Marie's Bees uses the raw Northwest honey its keepers collect to make all manner of delicious products, perhaps most notably: creamed honey.
"It's a process where you take a certain amount of crystallized honey, a certain amount of liquid honey and then what they call seed honey, which is a little bit of creamed honey, and you mix them. In our case, we mix them in a huge Hobart mixer," said Papetti. "Then we add all the best ingredients we can find. We try to work with all organic ingredients and as much local as possible. You basically whip it for hours on end and it stays nice and smooth and creamy and it won't crystallize. So that makes it shelf stable."

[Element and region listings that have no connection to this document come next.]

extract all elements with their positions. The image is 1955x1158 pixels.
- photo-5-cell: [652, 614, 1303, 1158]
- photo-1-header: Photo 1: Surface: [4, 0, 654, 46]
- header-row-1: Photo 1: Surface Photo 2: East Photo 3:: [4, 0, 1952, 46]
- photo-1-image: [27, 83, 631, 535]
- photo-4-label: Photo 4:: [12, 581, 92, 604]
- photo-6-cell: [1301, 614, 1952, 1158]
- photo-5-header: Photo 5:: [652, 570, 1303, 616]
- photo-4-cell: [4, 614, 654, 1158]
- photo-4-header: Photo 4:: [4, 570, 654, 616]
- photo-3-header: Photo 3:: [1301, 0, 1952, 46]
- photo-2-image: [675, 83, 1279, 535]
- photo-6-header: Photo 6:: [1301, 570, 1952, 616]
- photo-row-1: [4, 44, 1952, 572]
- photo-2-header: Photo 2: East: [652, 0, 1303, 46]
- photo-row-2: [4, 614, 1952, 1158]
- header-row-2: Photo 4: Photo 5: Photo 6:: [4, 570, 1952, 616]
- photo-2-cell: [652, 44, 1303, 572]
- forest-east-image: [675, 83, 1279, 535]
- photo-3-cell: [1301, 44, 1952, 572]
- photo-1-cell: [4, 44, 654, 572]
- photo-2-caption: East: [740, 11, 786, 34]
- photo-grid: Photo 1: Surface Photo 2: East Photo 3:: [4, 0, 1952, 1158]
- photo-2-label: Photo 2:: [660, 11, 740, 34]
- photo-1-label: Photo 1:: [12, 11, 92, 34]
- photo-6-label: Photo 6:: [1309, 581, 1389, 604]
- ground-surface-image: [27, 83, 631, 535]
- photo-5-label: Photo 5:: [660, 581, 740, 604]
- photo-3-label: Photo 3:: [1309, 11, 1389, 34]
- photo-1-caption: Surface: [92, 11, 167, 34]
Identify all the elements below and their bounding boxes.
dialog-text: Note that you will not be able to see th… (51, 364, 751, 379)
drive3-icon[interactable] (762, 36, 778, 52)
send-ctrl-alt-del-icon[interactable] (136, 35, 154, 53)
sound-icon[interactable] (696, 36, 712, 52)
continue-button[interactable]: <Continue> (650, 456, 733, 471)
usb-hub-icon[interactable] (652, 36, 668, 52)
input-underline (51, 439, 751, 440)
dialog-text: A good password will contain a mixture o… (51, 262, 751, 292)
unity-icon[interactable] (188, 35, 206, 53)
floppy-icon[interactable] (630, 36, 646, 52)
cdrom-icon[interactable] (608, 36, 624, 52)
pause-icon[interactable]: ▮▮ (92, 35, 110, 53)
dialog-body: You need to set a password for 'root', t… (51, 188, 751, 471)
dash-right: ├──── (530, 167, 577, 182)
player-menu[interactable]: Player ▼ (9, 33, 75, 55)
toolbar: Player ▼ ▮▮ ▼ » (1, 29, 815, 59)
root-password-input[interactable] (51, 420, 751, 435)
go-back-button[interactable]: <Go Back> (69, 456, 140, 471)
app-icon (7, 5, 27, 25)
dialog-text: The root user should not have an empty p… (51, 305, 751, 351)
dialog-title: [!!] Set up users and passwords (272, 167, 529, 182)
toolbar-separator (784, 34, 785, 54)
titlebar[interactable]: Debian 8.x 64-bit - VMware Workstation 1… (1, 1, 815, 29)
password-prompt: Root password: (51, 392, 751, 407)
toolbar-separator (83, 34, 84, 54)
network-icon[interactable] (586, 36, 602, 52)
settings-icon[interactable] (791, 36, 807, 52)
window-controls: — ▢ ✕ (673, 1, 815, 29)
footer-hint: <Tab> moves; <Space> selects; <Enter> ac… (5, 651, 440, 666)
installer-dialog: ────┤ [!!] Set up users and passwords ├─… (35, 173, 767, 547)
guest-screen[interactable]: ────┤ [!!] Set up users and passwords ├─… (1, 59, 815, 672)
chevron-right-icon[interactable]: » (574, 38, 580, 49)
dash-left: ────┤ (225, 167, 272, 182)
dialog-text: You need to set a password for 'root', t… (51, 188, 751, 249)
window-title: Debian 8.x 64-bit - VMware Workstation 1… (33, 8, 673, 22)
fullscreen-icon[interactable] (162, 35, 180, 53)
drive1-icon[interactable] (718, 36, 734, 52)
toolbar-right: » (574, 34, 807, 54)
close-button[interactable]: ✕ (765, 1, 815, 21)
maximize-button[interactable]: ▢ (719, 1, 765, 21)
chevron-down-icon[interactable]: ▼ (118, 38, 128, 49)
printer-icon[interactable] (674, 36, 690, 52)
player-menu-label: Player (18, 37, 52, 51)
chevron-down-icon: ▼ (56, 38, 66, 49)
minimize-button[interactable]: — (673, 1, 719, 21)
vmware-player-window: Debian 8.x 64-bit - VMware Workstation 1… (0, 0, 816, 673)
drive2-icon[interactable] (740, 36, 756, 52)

In 2022, Marie's Bees was honored with a pair of Good Food Awards, including one for its Honey Zinger, a lemon-ginger creamed honey. That's just the tip of the iceberg. Marie's Bees makes oxymel, hot honey, cinnamon creamed honey and my personal favorite, orange vanilla (which started as a limited edition flavor, but may end up being a permanent addition to the product line).
While Papetti enjoys the culinary aspect of the business, her passion is the bees themselves and teaching as many folks as possible about them. I got to suit up and join her to take a closer look at the hives. Each is home to around 30,000 bees, a family with one queen. While they will sting, Papetti tells me the key to being around that many bees is to move steadily and stay calm and relaxed.
"We're basically tearing the roof off of someone's house," said Papetti. " You'll hear their pitch. It'll go way up. That means they're a little upset we are there. So just ground yourself, just calm down. You will hear their tone change back down."
The hives are made up of multiple boxes, which weigh about 50 pounds each. Inside the boxes are individual frames where workaholic bees are constantly building.
"They're mathematicians. They want to use every ounce of space to build perfect combs," said Papetti, showing me one of the frames.
Papetti tells me the bees put honey inside each of the individual combs. When it's the right temperature and moisture content, the combs are capped. That's the signal to the keepers it's finished, ready-to-go honey.
"We don't take all the honey [the bees produce]. We leave honey for them. They need 50 to 100 pounds of honey to go through the winter. We only take the excess," said Papetti.
After spending time at the hives, two things are clear to me: bees really are incredible, industrious creatures and beekeeping is legitimately hard work. We're all lucky enough to enjoy the sweet rewards from all that effort.
"I want [folks who are enjoying the product] to feel calm and grounded and that they're going to be okay. If the queen and those bees have done all this work and we've done all this work to bring it to you, then you deserve it. Just take a bite and just relax."